While it may come as a surprise to most NJ tax professionals, there actually are a few employees of the NJ Division of Taxation who are intelligent and competent. I recently worked with one while dealing with the Conference and Appeals Branch.

I had written to the Acting Director of NJDOT a while back regarding a corporate client when the outside collection agency used by the state was charging the client $1,000+ in penalties for an alleged $45.00 tax deficiency (the $45.00 had actually been paid by the client) and, as usual, normal correspondence to the DOT was totally ignored. Of course the AD did not respond directly to me, but sent my letter to an “underling” in the Conference and Appeals Branch. Unbeknownst to me, my letter to the AD had been used to institute a formal “protest”.

The person to whom my client’s situation was referred had no problem complying with my “eccentricity” of dealing via email (or postal mail) only, and never by phone, and the “case” was satisfactorily and promptly resolved via a couple of emails and mailings of documentation. At the request of the person with whom I dealt I officially withdrew my “protest” and the matter was closed. As I said in my final email to the C+A person, “All such contact with the State of New Jersey should be this efficient!”

Unfortunately, for every success story there are multiple tales of incompetence and frustration.
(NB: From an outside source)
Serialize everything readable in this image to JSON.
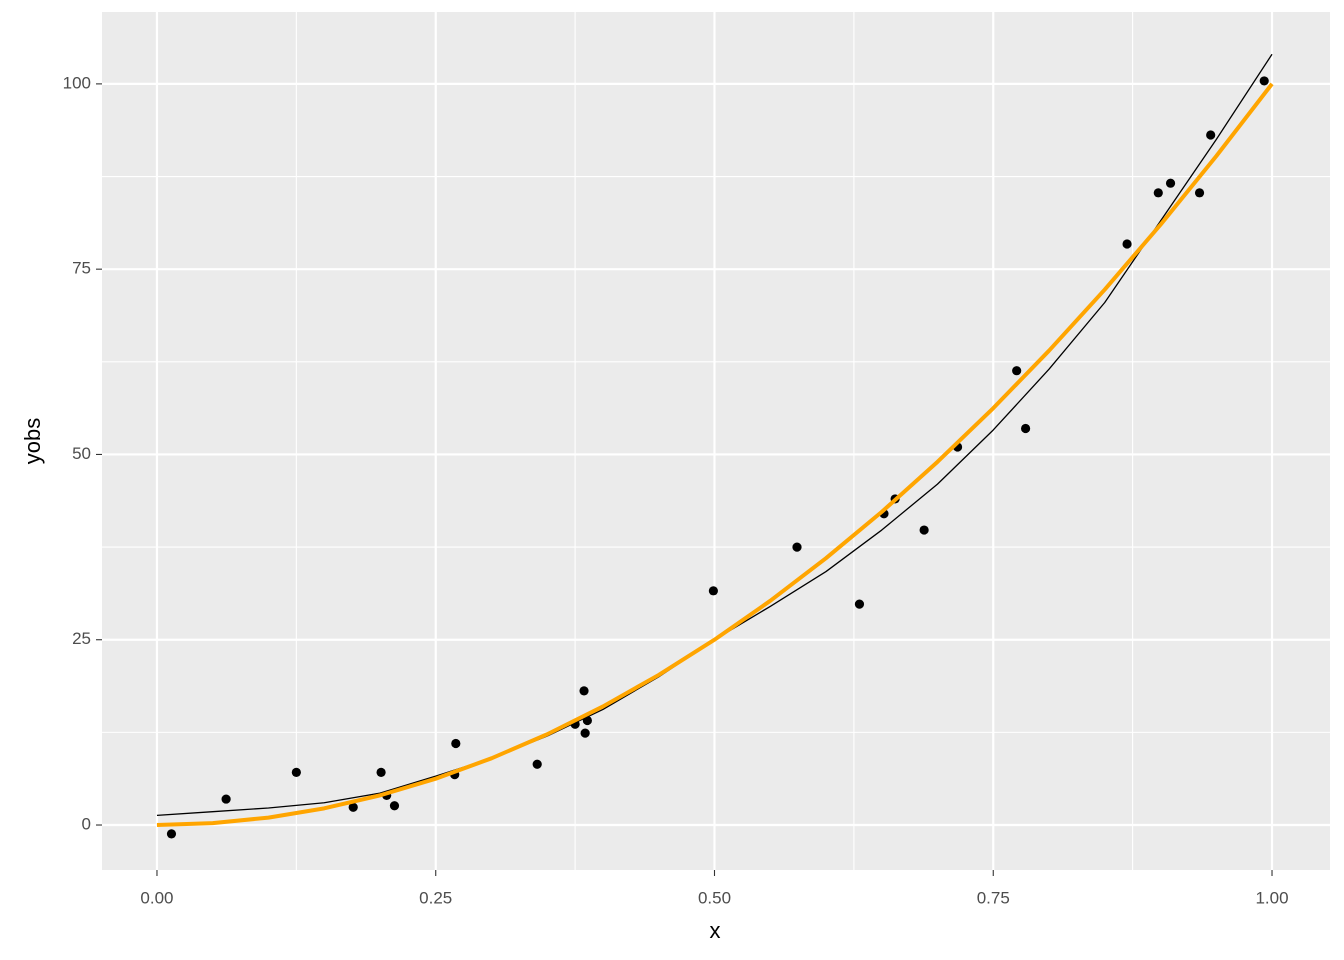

A client recently received a Statement of Account notice from the NJDOT indicating that the taxpayers owed “Uncle Jon” a ton of money. Upon review of the notice I discovered that the DOT did not give the taxpayer credit for $100,000.00 of NJGIT withholding, clearly reported on the 2006 NJ-1040 and on the Form W-2 included with the mailing of the return.

The NJDOT had made the exact same FU last year – sending the taxpayers a balance due notice because it had not included $100,000.00 in NJGIT withholding for 2005!

In both cases, the notice came almost six months after the taxpayer had submitted the returns, each of which requested a refund.

Last year the state’s FU was promptly cleared up via email and my faxing the state a copy of the W-2. I emailed NJDOT about this year’s FU late in the day on September 28th, but as of this writing I have not received a response.

I thought the fact that paper NJ-1040s, which were submitted in both years, are computer scanned was supposed to do away with “human error”. What gives?